The protocol produces a decoy, which we will reproduce at a later step.

In [6]:
def create_tasks():
    yield {
        "options": "-ex1",
        "extra_options":
        f"-out:level 300 -multithreading:total_threads 1 -extra_res_fa \
            {params}",
        "s":os.path.join( in_dir, '2qz3_fen_renumber.pdb' ), 
    }

protocols = [protocol1]
    
PyRosettaCluster(
    tasks=create_tasks,
    client=client,
    scratch_dir=work_dir,
    output_path=work_dir,
).distribute(protocols=protocols)



While jobs are running, you may monitor their progress using the dask dashboard diagnostics within Jupyter Lab!
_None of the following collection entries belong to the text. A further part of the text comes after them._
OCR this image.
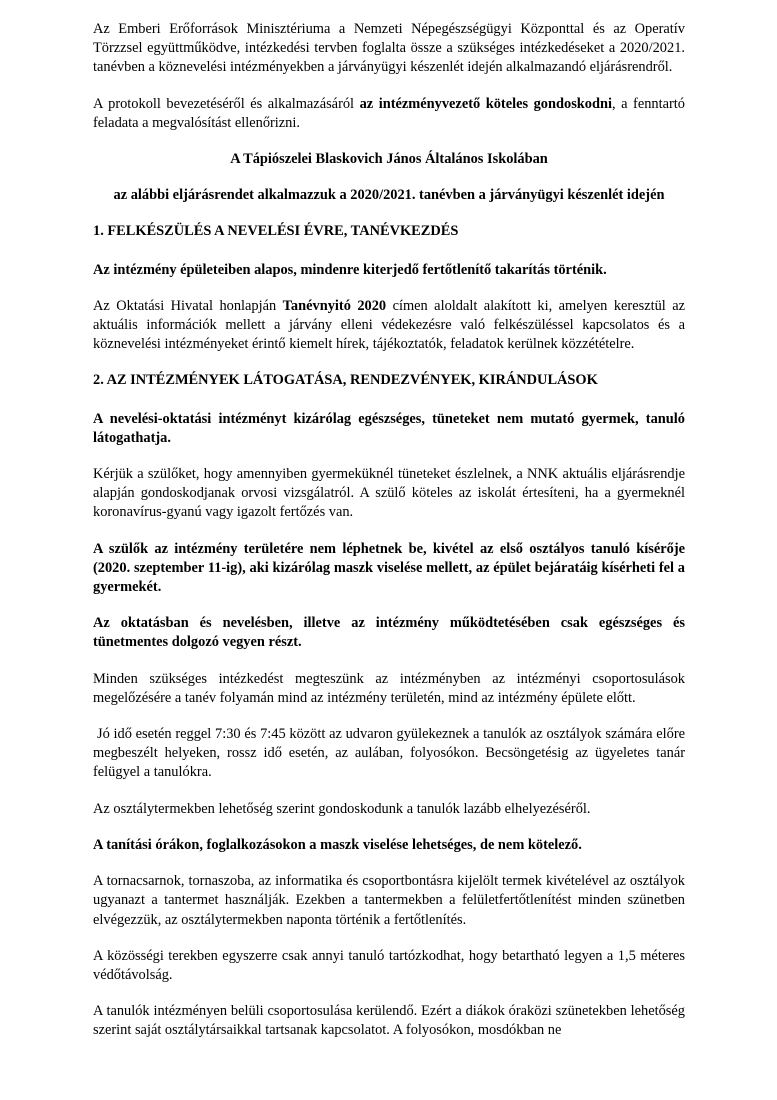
Az Emberi Erőforrások Minisztériuma a Nemzeti Népegészségügyi Központtal és az Operatív Törzzsel együttműködve, intézkedési tervben foglalta össze a szükséges intézkedéseket a 2020/2021. tanévben a köznevelési intézményekben a járványügyi készenlét idején alkalmazandó eljárásrendről.

A protokoll bevezetéséről és alkalmazásáról az intézményvezető köteles gondoskodni, a fenntartó feladata a megvalósítást ellenőrizni.

A Tápiószelei Blaskovich János Általános Iskolában

az alábbi eljárásrendet alkalmazzuk a 2020/2021. tanévben a járványügyi készenlét idején

1. FELKÉSZÜLÉS A NEVELÉSI ÉVRE, TANÉVKEZDÉS

Az intézmény épületeiben alapos, mindenre kiterjedő fertőtlenítő takarítás történik.

Az Oktatási Hivatal honlapján Tanévnyitó 2020 címen aloldalt alakított ki, amelyen keresztül az aktuális információk mellett a járvány elleni védekezésre való felkészüléssel kapcsolatos és a köznevelési intézményeket érintő kiemelt hírek, tájékoztatók, feladatok kerülnek közzétételre.

2. AZ INTÉZMÉNYEK LÁTOGATÁSA, RENDEZVÉNYEK, KIRÁNDULÁSOK

A nevelési-oktatási intézményt kizárólag egészséges, tüneteket nem mutató gyermek, tanuló látogathatja.

Kérjük a szülőket, hogy amennyiben gyermeküknél tüneteket észlelnek, a NNK aktuális eljárásrendje alapján gondoskodjanak orvosi vizsgálatról. A szülő köteles az iskolát értesíteni, ha a gyermeknél koronavírus-gyanú vagy igazolt fertőzés van.

A szülők az intézmény területére nem léphetnek be, kivétel az első osztályos tanuló kísérője (2020. szeptember 11-ig), aki kizárólag maszk viselése mellett, az épület bejáratáig kísérheti fel a gyermekét.

Az oktatásban és nevelésben, illetve az intézmény működtetésében csak egészséges és tünetmentes dolgozó vegyen részt.

Minden szükséges intézkedést megteszünk az intézményben az intézményi csoportosulások megelőzésére a tanév folyamán mind az intézmény területén, mind az intézmény épülete előtt.

Jó idő esetén reggel 7:30 és 7:45 között az udvaron gyülekeznek a tanulók az osztályok számára előre megbeszélt helyeken, rossz idő esetén, az aulában, folyosókon. Becsöngetésig az ügyeletes tanár felügyel a tanulókra.

Az osztálytermekben lehetőség szerint gondoskodunk a tanulók lazább elhelyezéséről.

A tanítási órákon, foglalkozásokon a maszk viselése lehetséges, de nem kötelező.

A tornacsarnok, tornaszoba, az informatika és csoportbontásra kijelölt termek kivételével az osztályok ugyanazt a tantermet használják. Ezekben a tantermekben a felületfertőtlenítést minden szünetben elvégezzük, az osztálytermekben naponta történik a fertőtlenítés.

A közösségi terekben egyszerre csak annyi tanuló tartózkodhat, hogy betartható legyen a 1,5 méteres védőtávolság.

A tanulók intézményen belüli csoportosulása kerülendő. Ezért a diákok óraközi szünetekben lehetőség szerint saját osztálytársaikkal tartsanak kapcsolatot. A folyosókon, mosdókban ne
In the "Dask" tab, click the various diagnostic tools _(arrows)_ to open new tabs:

![title](images/dask_labextension_4.png)

Arrange the diagnostic tool tabs within Jupyter Lab how you best see fit by clicking and dragging them:

![title](images/dask_labextension_3.png)

### 7. Visualize the resultant decoy

Gather pose from disk into memory:

In [7]:
results = glob.glob(os.path.join(work_dir, "decoys/*/*.pdb.bz2"))
packed_poses = []
for bz2file in results:
    with open(bz2file, "rb") as f:
        packed_poses.append(
            io.pose_from_pdbstring(bz2.decompress(f.read()).decode())
        )

View the pose in memory. 

Your relaxed (2qz3) is shown in rainbow ribbon, with side chains and fentanyl ligand in white sticks.

In [8]:
view = viewer.init(packed_poses, window_size=(800, 600))
view.add(viewer.setStyle())
view.add(viewer.setStyle(colorscheme="whiteCarbon", radius=0.25))
view.add(viewer.setHydrogenBonds())
view.add(viewer.setHydrogens(polar_only=True))
view.add(viewer.setDisulfides(radius=0.25))
view()

### 8. Reproduce the decoy.

The protocol produced only one decoy, which is accessed by index zero of results:

In [9]:
decoy = results[0]

Optionally, `PyRosettaCluster` instance keyword arguments to reproduce this decoy can be viewed using `get_instance_kwargs()`.

In [10]:
instance_kwargs = get_instance_kwargs(input_file=decoy)
instance_kwargs

{'ami_id': '',
 'compressed': True,
 'cores': 1,
 'dashboard_address': ':8787',
 'decoy_dir_name': 'decoys',
 'decoy_ids': [0],
 'dry_run': False,
 'ignore_errors': False,
 'instance_id': '',
 'logging_level': 'INFO',
 'logs_dir_name': 'logs',
 'max_workers': 1000,
 'memory': '4g',
 'min_workers': 1,
 'nstruct': 1,
 'output_path': '/shared/home/aloshbaugh/PyRosettaCluster/tutorials/4_Ligand_params',
 'processes': 1,
 'project_name': '2020.05.19.16.00.55.251064',
 'protocols': ['protocol1'],
 'save_all': False,
 'scheduler': None,
 'scorefile_name': 'scores.json',
 'scratch_dir': '/shared/home/aloshbaugh/PyRosettaCluster/tutorials/4_Ligand_params',
 'seeds': ['-1197484353'],
 'sha1': '',
 'simulation_name': '2020.05.19.16.00.55.251064',
 'tasks': {'options': '-ex1',
  'extra_options': '-out:level 300 -multithreading:total_threads 1 -extra_res_fa /shared/home/aloshbaugh/PyRosettaCluster/tutorials/input/FEN.params',
  's': '/shared/home/aloshbaugh/PyRosettaCluster/tutorials/input/2qz3_fen

### Congrats! 
You have successfully run a Rosetta simulation that modifies a ligand using `PyRosettaCluster`! This ends Tutorial 4.